Wolf also assures loyal "Law & Order" fans that, while Lennie Briscoe may be gone, he won't be entirely forgotten.
"There are continuing references, the same way there have been to other characters that have left the show," Wolf says. "We don't go out of our way to explain these cast changes. As I've said for years, 'Law & Order' is a workplace show. It's great when there's something like, 'Oh, remember when Lennie did this ... .' But that's going to be it. There's no real focus on it at all."
Apparently, it wasn't tough getting Farina to agree to come on board.
"Dick and I have been talking about doing something for a while, a couple of years," Farina says. "When Dick said to me, `Jerry is leaving, and he's going to do another show. Would you be interested in coming on?' To me, it was a no-brainer. It's the best writing on television.
"Because, as an actor, when you get up in the morning, and if you look at something that is really not very good, really doesn't make any sense, you just get that in your head, and you say, `I have to go out and try to make some sense out of this and try to make it look good' -- it makes for a very hard day.
"But when you look at an episode or a script of 'Law & Order,' it's like biting into a real good steak or a forkful of really good pasta. You know it immediately."
As to whether he's concerned that "Law & Order" is up against "CSI: New York" (shot, by the way, largely in the Los Angeles area), which just may be its strongest competition yet, Wolf says, "I'd be retarded if I didn't know that. There is no question about it. 'Law & Order' is not going to change. It is hopefully going to be as good or better than it has ever been, and that will come down to the writing.
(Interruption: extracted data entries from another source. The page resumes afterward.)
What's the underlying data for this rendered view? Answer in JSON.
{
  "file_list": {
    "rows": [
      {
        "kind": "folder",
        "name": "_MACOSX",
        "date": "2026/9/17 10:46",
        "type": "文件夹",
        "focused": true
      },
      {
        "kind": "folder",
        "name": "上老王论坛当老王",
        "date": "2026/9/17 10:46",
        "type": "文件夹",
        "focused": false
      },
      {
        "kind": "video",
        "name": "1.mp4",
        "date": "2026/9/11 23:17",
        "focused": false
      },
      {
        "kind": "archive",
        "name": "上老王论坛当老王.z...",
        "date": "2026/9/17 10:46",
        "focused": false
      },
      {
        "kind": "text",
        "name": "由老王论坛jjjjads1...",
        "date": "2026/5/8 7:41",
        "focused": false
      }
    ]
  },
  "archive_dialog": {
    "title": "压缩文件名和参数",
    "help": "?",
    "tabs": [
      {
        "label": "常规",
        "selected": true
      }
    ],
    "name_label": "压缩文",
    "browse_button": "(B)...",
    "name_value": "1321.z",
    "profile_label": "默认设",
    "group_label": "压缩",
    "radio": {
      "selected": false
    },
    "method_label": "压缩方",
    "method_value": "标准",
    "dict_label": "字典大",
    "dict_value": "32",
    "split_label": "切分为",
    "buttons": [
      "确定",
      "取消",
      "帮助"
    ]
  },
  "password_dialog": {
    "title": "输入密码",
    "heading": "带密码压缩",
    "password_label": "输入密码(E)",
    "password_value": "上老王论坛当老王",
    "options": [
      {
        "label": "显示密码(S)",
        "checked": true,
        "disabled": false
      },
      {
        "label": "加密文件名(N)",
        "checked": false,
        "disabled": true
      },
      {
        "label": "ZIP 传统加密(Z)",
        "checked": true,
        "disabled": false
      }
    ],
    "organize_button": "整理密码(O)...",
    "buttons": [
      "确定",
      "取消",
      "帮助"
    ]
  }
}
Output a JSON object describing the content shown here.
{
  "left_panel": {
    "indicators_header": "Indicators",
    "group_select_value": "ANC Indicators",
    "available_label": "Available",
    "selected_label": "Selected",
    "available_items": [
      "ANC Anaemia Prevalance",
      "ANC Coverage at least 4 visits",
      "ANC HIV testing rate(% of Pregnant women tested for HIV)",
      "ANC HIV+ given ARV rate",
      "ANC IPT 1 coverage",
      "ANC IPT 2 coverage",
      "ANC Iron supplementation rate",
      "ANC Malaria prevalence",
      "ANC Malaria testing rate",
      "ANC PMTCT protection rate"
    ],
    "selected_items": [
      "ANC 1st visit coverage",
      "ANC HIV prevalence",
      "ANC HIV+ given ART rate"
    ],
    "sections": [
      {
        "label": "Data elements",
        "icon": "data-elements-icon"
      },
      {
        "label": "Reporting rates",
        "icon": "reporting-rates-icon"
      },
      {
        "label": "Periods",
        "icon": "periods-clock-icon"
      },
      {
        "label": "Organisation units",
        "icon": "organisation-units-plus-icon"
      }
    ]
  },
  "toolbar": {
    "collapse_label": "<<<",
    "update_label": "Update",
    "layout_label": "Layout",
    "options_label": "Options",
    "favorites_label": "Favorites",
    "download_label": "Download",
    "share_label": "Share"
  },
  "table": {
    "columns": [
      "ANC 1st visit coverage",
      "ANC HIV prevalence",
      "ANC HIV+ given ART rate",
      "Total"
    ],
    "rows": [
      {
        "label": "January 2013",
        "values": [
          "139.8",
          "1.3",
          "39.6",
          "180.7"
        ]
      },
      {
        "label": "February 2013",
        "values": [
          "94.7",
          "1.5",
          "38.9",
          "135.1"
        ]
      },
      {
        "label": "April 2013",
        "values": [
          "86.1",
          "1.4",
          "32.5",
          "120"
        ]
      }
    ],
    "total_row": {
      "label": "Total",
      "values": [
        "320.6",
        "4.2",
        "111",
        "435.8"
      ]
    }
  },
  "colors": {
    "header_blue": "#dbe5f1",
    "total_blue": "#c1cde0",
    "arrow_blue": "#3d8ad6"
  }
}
"The audience is never wrong. The audience will decide. 'Law & Order' has been comfortably winning its time slot for the last seven years. We haven't had real competition. This is real competition. But I think the one thing that has been demonstrated over the past couple of years, is that when there's great programming, more people will come to the set.
"I am a great believer in, the more good shows on, the better it is for all of us."